June 1942: A boy turns in rubber for salvage. Delaware Public Archives.
Wartime roadblocks to collaboration
The preliminary research required to solve the rubber problem was in place. But the ability of these competitive industrial and academic scientists to come together was a looming question during the early stages of World War II. How would they collaborate, and how would knowledge be disseminated?
Before World War II the interaction between industrial and academic scientists in rubber research was not an open process. Some prominent chemists, including University of Illinois’s Carl Marvel, consulted for companies like DuPont, but by and large, polymer chemists in the academy did not interact and collaborate with “big industry.” Similarly, employed chemists at each of the “big four” rubber companies were competitors, not collaborators. Goodyear had its own full-time program committed to synthetic-rubber research by 1933, and it developed a synthetic rubber for tires several years later. But for the most part Southeast Asia was still the main source of natural rubber for the United States. It was unclear whether scientists in industry and in academe would collaborate, and collaboration between industry competitors seemed even more improbable; but while such collaborations presented potential difficulties, those difficulties were overcome through negotiation. The immediate need for rubber; the lack of a standardized, commercial process for a synthetic rubber; and the national interest in the production of synthetic rubber during wartime all compelled scientists in academia and in the rubber companies to work collaboratively.
December 1941: Treads for Army halftracks are cured under heat and pressure in molds which are first sprayed with a lubricant at the Goodrich tire plant, Akron, Ohio. 4x5 nitrate negative by Alfred Palmer for the Office of War Information. View full size.
The mounting concern about developing a collaborative national synthetic-rubber program did not interest everyone equally: Standard Oil did not want to participate fully and share patented information that could prove vital to the American war effort. Because of previous agreements between Standard Oil and I.G. Farben, Standard Oil owned the patent to the German Buna rubber process. In 1939, however, Standard Oil bought I.G. Farben’s interest in JASCO, thus obtaining fully the patent rights to Buna-S synthetic rubber. But having the patent rights for producing the product was not the same as having the know-how, the tacit knowledge, actually to create the process in the United States. I.G. Farben was unwilling to transfer the know-how necessary to create Buna-S. Thus, how much information Standard Oil had regarding Buna-S, as well as whether that information would be made available to other American companies, was unknown in the years just before World War II. Additionally, use of that information would come at a price: the “big four” companies were still expected to pay Standard Oil for use of its patented process—something several of those companies could not afford—and Standard Oil also wanted access to the knowledge and patents in synthetic-rubber production that any of the “big four” made during that license period. Standard Oil employees like Green and Asbury did not feel that their own research status was light years ahead of American companies, despite information from Germany:
ASBURY: We didn't have it complete, but we developed our own process for making GR-S [Government Rubber-S was the U.S. name for Buna-S]. Byron Vanderbilt developed a process in November 1939. He got a lot of help by reading the I.G. patent application for Perbunan [Buna-N]. By the following May we had a pilot plant running at Baton Rouge. We designed a pilot plant while he was doing his lab work. A year later we had a commercial plant running at Baton Rouge, although its output was only five or ten tons a day. . . .

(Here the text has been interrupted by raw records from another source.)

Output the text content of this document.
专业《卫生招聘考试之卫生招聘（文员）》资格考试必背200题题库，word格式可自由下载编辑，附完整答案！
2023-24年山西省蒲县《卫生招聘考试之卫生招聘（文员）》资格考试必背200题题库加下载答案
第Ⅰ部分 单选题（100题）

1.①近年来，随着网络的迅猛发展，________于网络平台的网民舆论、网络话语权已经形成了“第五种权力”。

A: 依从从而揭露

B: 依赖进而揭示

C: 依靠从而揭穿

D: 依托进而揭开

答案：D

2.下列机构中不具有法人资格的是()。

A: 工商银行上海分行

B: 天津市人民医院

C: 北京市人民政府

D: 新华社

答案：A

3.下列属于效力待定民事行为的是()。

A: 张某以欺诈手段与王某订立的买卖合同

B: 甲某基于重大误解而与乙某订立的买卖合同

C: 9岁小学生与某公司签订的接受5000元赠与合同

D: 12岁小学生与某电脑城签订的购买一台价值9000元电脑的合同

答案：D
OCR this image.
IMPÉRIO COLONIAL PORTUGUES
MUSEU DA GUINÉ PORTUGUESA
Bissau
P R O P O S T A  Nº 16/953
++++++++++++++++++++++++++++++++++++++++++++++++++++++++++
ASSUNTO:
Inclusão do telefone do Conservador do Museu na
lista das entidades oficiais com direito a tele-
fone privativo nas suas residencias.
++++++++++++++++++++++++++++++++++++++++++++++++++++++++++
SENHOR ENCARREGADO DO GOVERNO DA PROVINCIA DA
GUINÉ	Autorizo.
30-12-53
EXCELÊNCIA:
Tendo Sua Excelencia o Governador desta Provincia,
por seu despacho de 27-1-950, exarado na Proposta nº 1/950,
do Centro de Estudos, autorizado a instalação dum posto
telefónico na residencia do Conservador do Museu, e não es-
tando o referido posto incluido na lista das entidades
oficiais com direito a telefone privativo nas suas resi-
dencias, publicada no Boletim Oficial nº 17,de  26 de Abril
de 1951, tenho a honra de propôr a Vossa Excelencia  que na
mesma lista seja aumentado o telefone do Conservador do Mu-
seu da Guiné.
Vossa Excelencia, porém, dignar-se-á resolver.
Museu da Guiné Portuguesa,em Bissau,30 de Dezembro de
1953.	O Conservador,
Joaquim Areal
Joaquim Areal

GREEN: But a couple of these other rubber companies were also active. They might have been a little bit behind us; I’m not sure. (Asbury and Green, 21)
From Standard Oil’s perspective its technology was moving at the same slow pace as every other American company’s rubber research technology. In 1939 a cooperative effort between American rubber companies was not yet a reality.
Further, outcry grew over Standard Oil’s partnership with I.G. Farben—both in the political sphere and among the general public—regarding whether or not Standard Oil knowingly assisted Germany in their war preparations by way of the JASCO agreement. With both tension over the rubber problem and anti-German sentiment mounting, in late1941 the U.S. Justice Department entered an antitrust suit against Standard Oil, among other companies, for its part in the patent pact with I.G. Farben. Hearings followed the next year that questioned Standard Oil’s partnership with I.G. Farben. On March 25, 1942, Standard Oil signed a consent decree, forcing the company to turn over all patents related to Buna-S rubber gained while in partnership with I.G. Farben to the U.S. government. Turning over these patents to the government really meant turning over the patents to the U.S. rubber industry for the duration of the war and provided scientists with new information to assist their vital research.
Hear Carl S. Marvel: Well, we got the information from Germany. That was a very interesting thing. The Esso people had had a little private conversation with the Germans, and they caught hell later because they […] cooperated with the Germans. Goddamnit, we got the lead on how to get synthetic rubber right that way. (34)
After resolving the patent sharing, though, politicians had to set up a framework under which industrial, academic, and government scientists would operate before the scientists could even think about getting to work on large-scale research and development. The political battle over rubber that ensued would prove lengthy and costly.